Wenn Sie gerne heiß baden, duschen oder im Whirlpool entspannen und unter juckender Haut leiden, sollten Sie stattdessen warmes Wasser wählen. Heißes Wasser trocknet die Haut aus, was den Juckreiz verschlimmern kann.

Zu langes Baden kann der Haut ihre natürlichen Öle entziehen und so zu weiterer Trockenheit und Reizungen führen. Versuchen Sie es stattdessen mit einem Haferflockenbad. Natürliches kolloidales Hafermehl aus fein gemahlenem Hafer beruhigt sehr trockene, juckende und gereizte Haut.

9. Versuchen Sie, ein Aloe-Vera-Gel aufzutragen.

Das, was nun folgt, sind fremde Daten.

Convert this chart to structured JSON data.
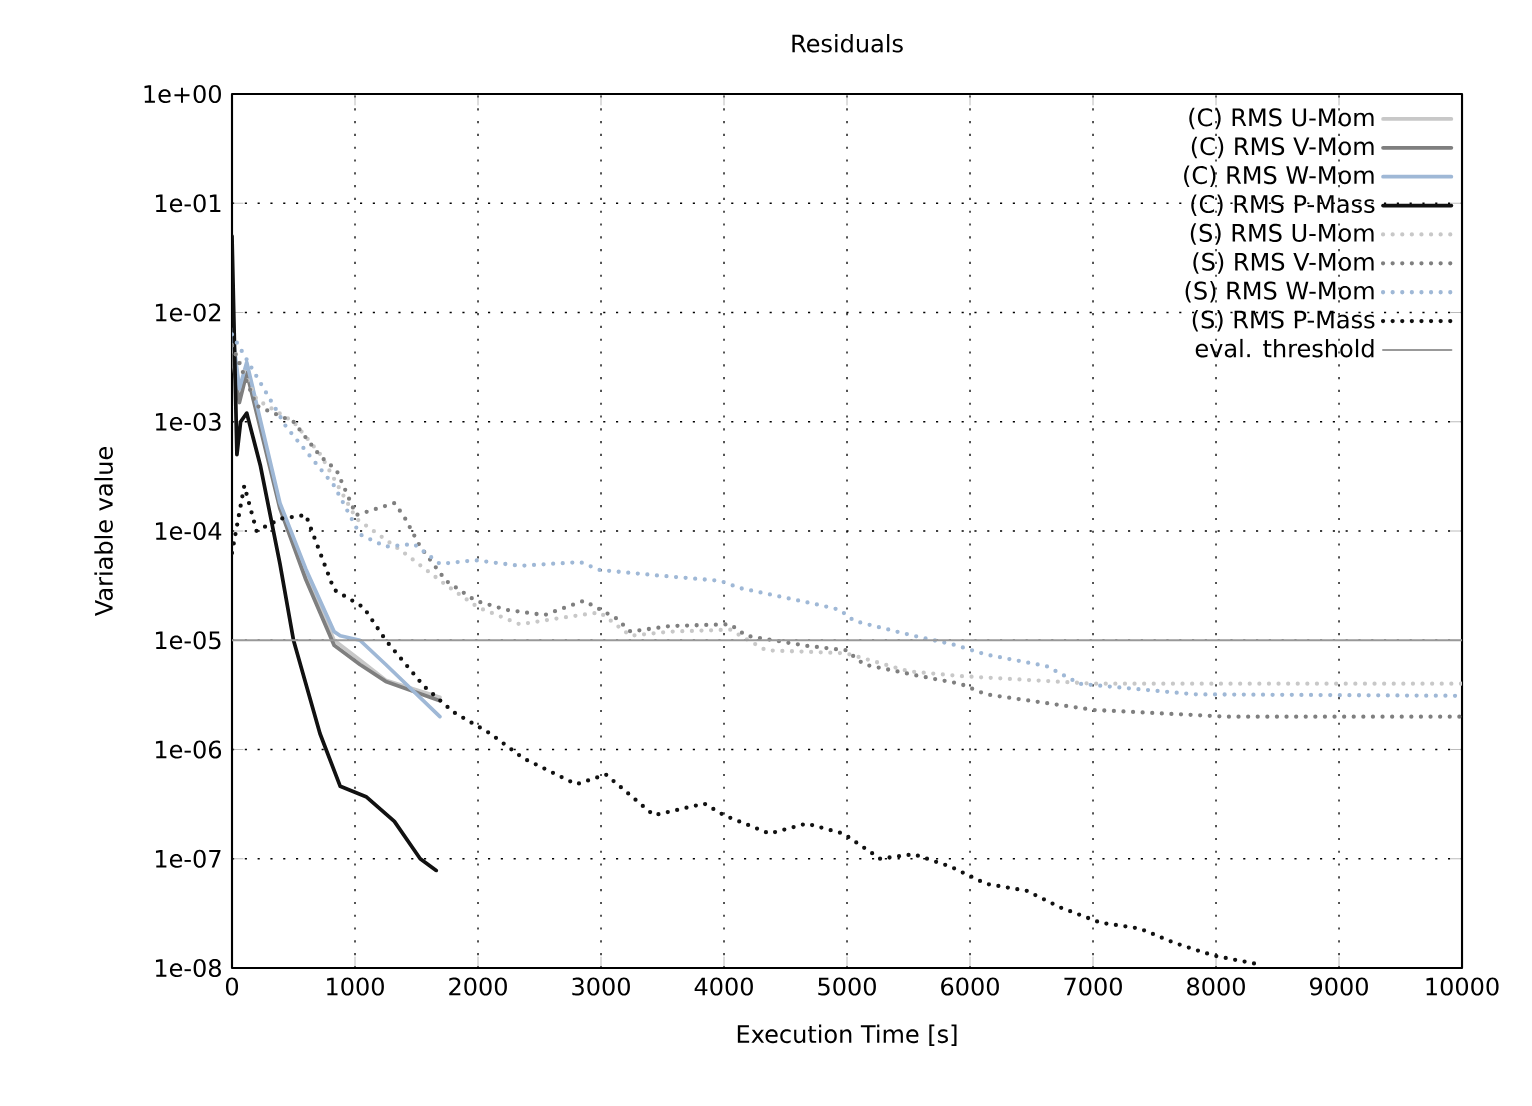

Aloe ist eine Pflanze, die einem Kaktus ähnelt und reich an Antioxidantien und Vitaminen, darunter C und E, ist. Sie besitzt beruhigende , entzündungshemmende Eigenschaften, die helfen können, juckende Haut zu lindern.

10. Suchen Sie einen Dermatologen oder Ihren Arzt auf.

Akne tritt in den Wechseljahren häufig auf, bedingt durch den schwankenden Testosteronspiegel. Wenn Sie in den Wechseljahren unter Hautproblemen wie Akne leiden, sollten Sie einen Dermatologen aufsuchen. Dieser kann Sie beraten, wie Sie Ihre Hautprobleme angehen und Ihnen eine geeignete Behandlung verschreiben. Alternativ kann Ihr Arzt Ihnen auch milde Kortisoncremes gegen den Juckreiz verschreiben.

Schokoladen-Shake für die Wechseljahre


Artikelzusammenfassung

Die Wechseljahre betreffen viele verschiedene Körperbereiche, darunter auch die Haut. Mit sinkendem Östrogen- und Kollagenspiegel kann die Haut trockener und empfindlicher werden, was häufig zu Juckreiz, Reizungen und Kribbeln führt.

Es gibt einiges, was Sie tun können, um dies zu lindern, z. B. extreme Hitze vermeiden, lockere Kleidung tragen, die Haut eincremen und nicht kratzen. Bei stärkerem Juckreiz im Intimbereich können Sie auf rezeptfreie Mittel wie Cremes und Vaginalzäpfchen zurückgreifen.




Häufig gestellte Fragen

Ist Juckreiz ein Anzeichen für die Perimenopause?

Hautjucken in der Perimenopause ist ein häufiges Symptom. Es wird durch den sinkenden Östrogenspiegel und die abnehmende Kollagenproduktion in der Zeit vor den Wechseljahren verursacht. Wenn Sie also unter Hitzewallungen und Juckreiz am ganzen Körper leiden, könnte dies die Ursache sein.

Kann die Menopause Juckreiz auf der Kopfhaut verursachen?

Ja – juckende Kopfhaut ist ein häufiges, aber weniger bekanntes Symptom der Wechseljahre. Sie kann von Rötungen oder Schuppenbildung begleitet sein. Wie viele andere Symptome wird auch der Juckreiz der Kopfhaut in den Wechseljahren durch den sinkenden Östrogenspiegel verursacht.